Charity plea to Londoners to donate old bikes

The Bike Project, the UK charity providing refurbished second-hand bikes to refugees and asylum seekers, has launched an appeal for London’s used or abandoned bikes to boost the number of bicycles the charity is able to renovate and share with refugees and asylum seekers living in the city.
With the recent arrival of 82,100 Ukrainian refugees to the UK[1], with approximately 9,526 Ukrainian refugees living across London[2] under the Homes for Ukraine scheme, The Bike Project has never been in more demand and has launched its latest appeal in response to its long waiting list.
Members of the public keen to donate a bike can do so at one of the numerous bike drop off points available in and around London. The public can also host their own pop-up drop-off points in their workplace, garden (if the space allows) or within their community.
Jem Stein, Founder & CEO of The Bike Project, said: “The evolving situation in Ukraine is heart-breaking for all of us at The Bike Project. We know that millions of people are being displaced, and many will seek refuge and asylum in the UK. . As we have done for almost 10 years with displaced individuals from other countries, we are supporting Ukrainian asylum seekers and refugees living in London by providing bikes, so they can settle more easily into their new city.
“A bike can help provide a safe, free method of transport so they can access vital services such as immigration support and food banks. It can be a means of exercise and a way of connecting with a community of cyclists. We have already supported 23 Ukrainian refugees and asylum seekers, but need the public’s support to provide bikes to many more.”
Katya, 38, a Ukrainian refugee living in Camden said, “​​On the 24th of February, my family had to leave Ukraine after the Russian invasion. Before then we lived a normal life, my 8 year old daughter had been going to school and I had been working in one of the best companies in Ukraine. But unfortunately when the war started we did not feel safe, and I made the difficult decision to leave Ukraine and my family.

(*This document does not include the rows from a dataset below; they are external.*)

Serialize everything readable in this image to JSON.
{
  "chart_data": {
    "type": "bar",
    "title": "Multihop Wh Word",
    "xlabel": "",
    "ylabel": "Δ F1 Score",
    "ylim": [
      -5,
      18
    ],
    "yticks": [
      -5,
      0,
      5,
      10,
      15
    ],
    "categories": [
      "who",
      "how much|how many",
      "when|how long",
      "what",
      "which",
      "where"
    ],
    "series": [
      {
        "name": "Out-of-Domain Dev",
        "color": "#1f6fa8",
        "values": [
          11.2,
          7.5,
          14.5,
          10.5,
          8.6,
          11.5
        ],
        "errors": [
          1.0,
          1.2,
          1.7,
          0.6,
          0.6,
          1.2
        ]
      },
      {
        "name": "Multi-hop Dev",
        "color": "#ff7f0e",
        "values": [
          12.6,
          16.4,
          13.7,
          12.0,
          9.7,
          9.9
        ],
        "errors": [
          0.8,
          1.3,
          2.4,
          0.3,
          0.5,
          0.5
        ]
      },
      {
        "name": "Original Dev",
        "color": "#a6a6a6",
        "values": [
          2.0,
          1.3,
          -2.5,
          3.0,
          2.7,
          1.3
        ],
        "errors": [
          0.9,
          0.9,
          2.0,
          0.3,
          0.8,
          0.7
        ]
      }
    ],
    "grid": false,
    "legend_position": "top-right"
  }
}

“On the 26th April me, my daughter and my mom arrived in the United Kingdom. As newcomers we had no experience of London life, and we missed much of our previous life and habits, one of them being bike riding. My daughter started riding a bike at the age of 3, we explored all the routes and parks in Kyiv, and we missed it very much.
“Our host did his best to help us, he found out about the Bike Project and made a bike application for my daughter. In early June we went to the Bike Project to pick up our new bikes, I did not tell my daughter till the last minute where we were going, it was a real surprise, I have not seen her so happy and excited for a very long time.

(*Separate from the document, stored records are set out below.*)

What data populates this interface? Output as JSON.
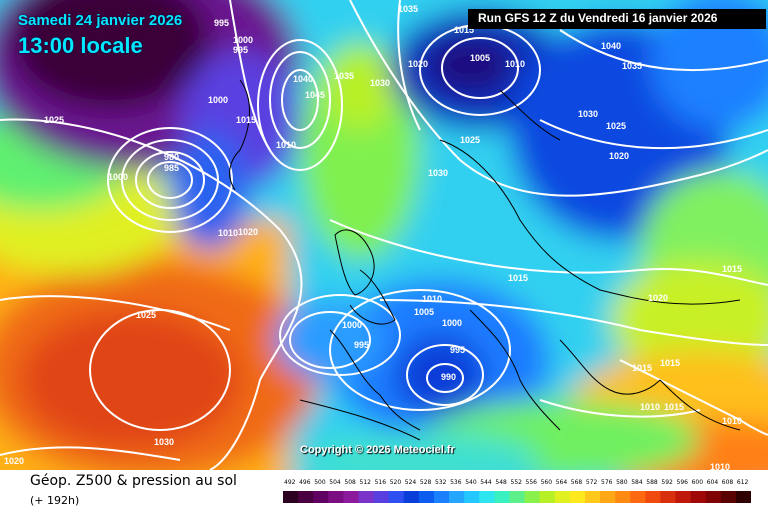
{
  "header": {
    "valid_date": "Samedi 24 janvier 2026",
    "local_time": "13:00 locale",
    "run": "Run GFS 12 Z du Vendredi 16 janvier 2026"
  },
  "copyright": "Copyright © 2026 Meteociel.fr",
  "footer": {
    "title": "Géop. Z500 & pression au sol",
    "subtitle": "(+ 192h)"
  },
  "legend": {
    "values": [
      "492",
      "496",
      "500",
      "504",
      "508",
      "512",
      "516",
      "520",
      "524",
      "528",
      "532",
      "536",
      "540",
      "544",
      "548",
      "552",
      "556",
      "560",
      "564",
      "568",
      "572",
      "576",
      "580",
      "584",
      "588",
      "592",
      "596",
      "600",
      "604",
      "608",
      "612"
    ],
    "colors": [
      "#2b0021",
      "#4a0040",
      "#610063",
      "#7b0f82",
      "#8b1a9c",
      "#7a32c8",
      "#5a3fe0",
      "#2f4ff0",
      "#0a3ed8",
      "#0c5cf0",
      "#1a80ff",
      "#24a6ff",
      "#22c8ff",
      "#2ee6f0",
      "#39f0c0",
      "#5df08a",
      "#8af04c",
      "#b8f028",
      "#e0f020",
      "#ffe81e",
      "#ffc81a",
      "#ffa816",
      "#ff8a12",
      "#ff6a10",
      "#f04a0e",
      "#d8300c",
      "#c0180a",
      "#a00808",
      "#800404",
      "#5a0202",
      "#300000"
    ]
  },
  "isobar_labels": [
    {
      "text": "995"
    },
    {
      "text": "1000"
    },
    {
      "text": "995"
    },
    {
      "text": "1035"
    },
    {
      "text": "1015"
    },
    {
      "text": "1040"
    },
    {
      "text": "1035"
    },
    {
      "text": "1030"
    },
    {
      "text": "1020"
    },
    {
      "text": "1005"
    },
    {
      "text": "1010"
    },
    {
      "text": "1040"
    },
    {
      "text": "1035"
    },
    {
      "text": "1045"
    },
    {
      "text": "1025"
    },
    {
      "text": "1000"
    },
    {
      "text": "1015"
    },
    {
      "text": "1010"
    },
    {
      "text": "1030"
    },
    {
      "text": "1025"
    },
    {
      "text": "1020"
    },
    {
      "text": "980"
    },
    {
      "text": "985"
    },
    {
      "text": "1000"
    },
    {
      "text": "1030"
    },
    {
      "text": "1025"
    },
    {
      "text": "1010"
    },
    {
      "text": "1020"
    },
    {
      "text": "1015"
    },
    {
      "text": "1025"
    },
    {
      "text": "1010"
    },
    {
      "text": "1005"
    },
    {
      "text": "1000"
    },
    {
      "text": "995"
    },
    {
      "text": "995"
    },
    {
      "text": "990"
    },
    {
      "text": "1000"
    },
    {
      "text": "1020"
    },
    {
      "text": "1015"
    },
    {
      "text": "1030"
    },
    {
      "text": "1020"
    },
    {
      "text": "1015"
    },
    {
      "text": "1015"
    },
    {
      "text": "1015"
    },
    {
      "text": "1010"
    },
    {
      "text": "1010"
    },
    {
      "text": "1010"
    }
  ]
}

“Having a bike here reminds us of our previous life and gives us a taste of it. We feel freedom riding bikes! Our bikes allow us to explore London, be independent and keep healthy. I would love people to donate their bikes to make another person’s dream come true. Unfortunately refugees have come to the United Kingdom not because of a good life, all of them have their own hard and sad story”.
According to Transport for London, there are over 27,000 bikes abandoned every year in London alone, and thousands more rusting away unused and unloved in sheds or stairwells across the UK. Since its launch in 2013, The Bike Project has provided almost 10,000 bikes to refugees from over 30 countries.
With a bike, a refugee – who has often fled persecution and atrocity in their country of origin, arriving with little to no possessions and living of £39.63 a week – can access the essential services they need such as food banks, legal advice, healthcare, education and more, without the cost of public transport. A bike provides a means to travel in a cost-efficient way, making refugees and asylum seekers’ money go further and giving them a chance of sustaining themselves until their future is settled.
Research shows cycling provides refugees with independence, an increase in self-esteem, a boost to physical and emotional wellbeing and many other benefits[3]. To help The Bike Project to provide more bikes to refugees in need, donate a used bike at one of the charity’s drop off points or by hosting your own pop-up drop-off point in your community.